BRANTLEY, Susan, Earth and Environmental Systems Institute, The Pennsylvania State University, 2217 Earth and Engineering Building, University Park, PA 16802 and LEBEDEVA, Marina, Earth and Environmental Systems Institute, Penn State University, 2217 Earth-Engineering Science Building, University Park, PA 16802, brantley@essc.psu.edu

The factors that control the rates of chemical weathering and physical erosion are difficult to decipher: these relationships are further confounded by the influence of biota. Many geochemists and geomorphologists categorize erosion of hillslopes or catchments within endmember regimes: in theory, chemical weathering rate of a weathering-limited system is affected by the rate constants of mineral dissolution (because chemical weathering is slow relative to the capacity for erosion to remove weathered material); in contrast, chemical weathering rate of a transport-limited system is not affected by mineral dissolution kinetics (because the capacity for erosion to remove weathered products is so slow in comparison to mineral weathering). Biota affect both these regimes: soil profiles often document the importance of biocycling.

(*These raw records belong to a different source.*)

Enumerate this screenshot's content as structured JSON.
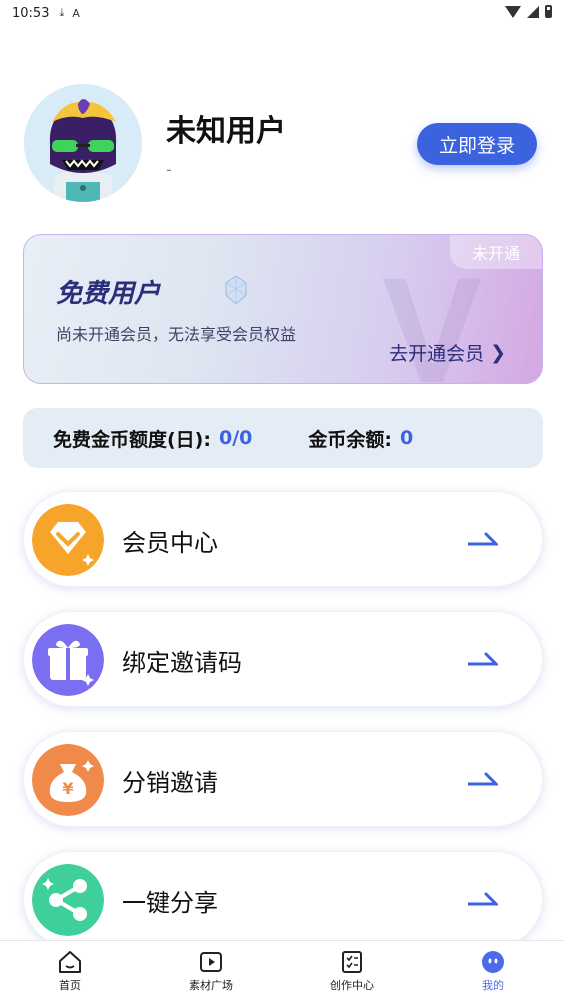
{
  "status_bar": {
    "time": "10:53",
    "download_icon": "download-icon",
    "a_icon": "A"
  },
  "profile": {
    "username": "未知用户",
    "subtitle": "-",
    "login_label": "立即登录"
  },
  "vip_card": {
    "status": "未开通",
    "title": "免费用户",
    "watermark": "V",
    "description": "尚未开通会员，无法享受会员权益",
    "link_label": "去开通会员",
    "link_arrow": "❯"
  },
  "coins": {
    "daily_label": "免费金币额度(日):",
    "daily_value": "0/0",
    "balance_label": "金币余额:",
    "balance_value": "0"
  },
  "menu": [
    {
      "label": "会员中心",
      "icon": "diamond-icon",
      "color": "#f7a52a"
    },
    {
      "label": "绑定邀请码",
      "icon": "gift-icon",
      "color": "#7a6ff0"
    },
    {
      "label": "分销邀请",
      "icon": "money-bag-icon",
      "color": "#f08a4b"
    },
    {
      "label": "一键分享",
      "icon": "share-icon",
      "color": "#3fcf9a"
    }
  ],
  "bottom_nav": [
    {
      "label": "首页",
      "icon": "home-icon"
    },
    {
      "label": "素材广场",
      "icon": "video-icon"
    },
    {
      "label": "创作中心",
      "icon": "checklist-icon"
    },
    {
      "label": "我的",
      "icon": "profile-face-icon",
      "active": true
    }
  ],
  "colors": {
    "accent": "#3b63e0",
    "nav_active": "#4b6be8"
  }
}
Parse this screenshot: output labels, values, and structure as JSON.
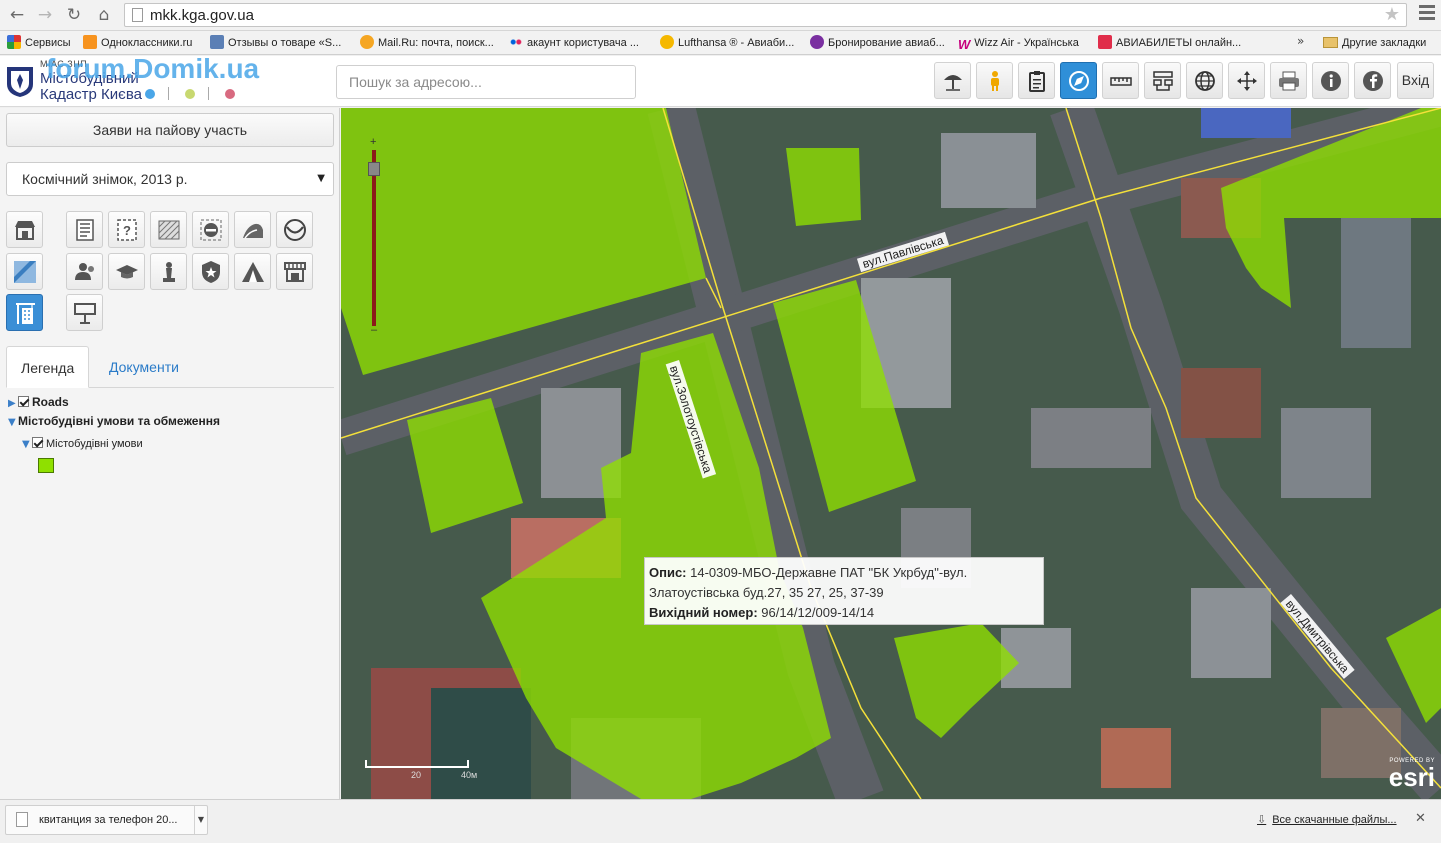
{
  "browser": {
    "url": "mkk.kga.gov.ua",
    "bookmarks": [
      {
        "label": "Сервисы",
        "icon": "apps-grid-icon",
        "color": "#d33"
      },
      {
        "label": "Одноклассники.ru",
        "icon": "odnoklassniki-icon",
        "color": "#f7931e"
      },
      {
        "label": "Отзывы о товаре «S...",
        "icon": "review-icon",
        "color": "#5b7fb5"
      },
      {
        "label": "Mail.Ru: почта, поиск...",
        "icon": "mailru-icon",
        "color": "#f5a623"
      },
      {
        "label": "акаунт користувача ...",
        "icon": "flickr-dots-icon",
        "color": "#e0245e"
      },
      {
        "label": "Lufthansa ® - Авиаби...",
        "icon": "lufthansa-icon",
        "color": "#f5b800"
      },
      {
        "label": "Бронирование авиаб...",
        "icon": "airline-icon",
        "color": "#7a2fa0"
      },
      {
        "label": "Wizz Air - Українська",
        "icon": "wizzair-icon",
        "color": "#c6007e"
      },
      {
        "label": "АВИАБИЛЕТЫ онлайн...",
        "icon": "aviasales-icon",
        "color": "#e02d4a"
      }
    ],
    "other_bookmarks": "Другие закладки",
    "more": "»"
  },
  "header": {
    "logo_small": "МІАС ЗНП",
    "logo_line1": "Містобудівний",
    "logo_line2": "Кадастр Києва",
    "watermark": "forum.Domik.ua",
    "search_placeholder": "Пошук за адресою...",
    "tools": [
      {
        "name": "weather-umbrella-tool",
        "icon": "umbrella-icon"
      },
      {
        "name": "street-view-tool",
        "icon": "pegman-icon"
      },
      {
        "name": "clipboard-tool",
        "icon": "clipboard-icon"
      },
      {
        "name": "navigation-tool",
        "icon": "compass-icon",
        "active": true
      },
      {
        "name": "measure-tool",
        "icon": "ruler-icon"
      },
      {
        "name": "layers-tool",
        "icon": "layer-tree-icon"
      },
      {
        "name": "globe-tool",
        "icon": "globe-icon"
      },
      {
        "name": "full-extent-tool",
        "icon": "move-arrows-icon"
      },
      {
        "name": "print-tool",
        "icon": "printer-icon"
      },
      {
        "name": "info-tool",
        "icon": "info-icon"
      },
      {
        "name": "facebook-tool",
        "icon": "facebook-icon"
      }
    ],
    "login_label": "Вхід"
  },
  "sidebar": {
    "apply_button": "Заяви на пайову участь",
    "basemap_selected": "Космічний знімок, 2013 р.",
    "layer_buttons_row1": [
      "shop-icon",
      "document-lines-icon",
      "question-document-icon",
      "hatched-map-icon",
      "no-entry-icon",
      "landslide-icon",
      "leaf-circle-icon"
    ],
    "layer_buttons_row2": [
      "map-water-icon",
      "people-icon",
      "graduation-cap-icon",
      "monument-icon",
      "police-badge-icon",
      "tent-icon",
      "market-stall-icon"
    ],
    "layer_buttons_row3": [
      "building-crane-icon",
      "billboard-icon"
    ],
    "tabs": {
      "legend": "Легенда",
      "documents": "Документи"
    },
    "legend": {
      "roads": "Roads",
      "group": "Містобудівні умови та обмеження",
      "layer": "Містобудівні умови",
      "swatch_color": "#8fe000"
    }
  },
  "map": {
    "streets": {
      "pavlivska": "вул.Павлівська",
      "zolotoustivska": "вул.Золотоустівська",
      "dmytrivska": "вул.Дмитрівська"
    },
    "popup": {
      "desc_label": "Опис:",
      "desc_value": "14-0309-МБО-Державне ПАТ \"БК Укрбуд\"-вул.",
      "desc_line2": "Златоустівська буд.27, 35 27, 25, 37-39",
      "out_label": "Вихідний номер:",
      "out_value": "96/14/12/009-14/14"
    },
    "scale_labels": [
      "20",
      "40м"
    ],
    "esri_powered": "POWERED BY",
    "esri_logo": "esri",
    "overlay_color": "#8fe000"
  },
  "downloads": {
    "file_name": "квитанция за телефон 20...",
    "all_downloads": "Все скачанные файлы...",
    "close": "✕"
  }
}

A simple model of feldspar + inert quartz weathering to kaolinite (+ quartz) can be used to explore how changes in biota might impact denudation. In model calculations of an initially weathering-limited system, significant growth of plant biomass is expected to increase chemical weathering and decrease erosion. This perturbation will generally produce deeper regolith and will move the system from weathering-limited toward mixed or transport-control. In contrast, for an initially transport-controlled system, significant growth of biomass will push the system further into the regime of transport control: such a system should also result in deeper regolith. Either way, biota will have the net effect of driving systems toward deeper regolith and away from weathering limitation. Both model simulations and data from profiles and catchments will be discussed.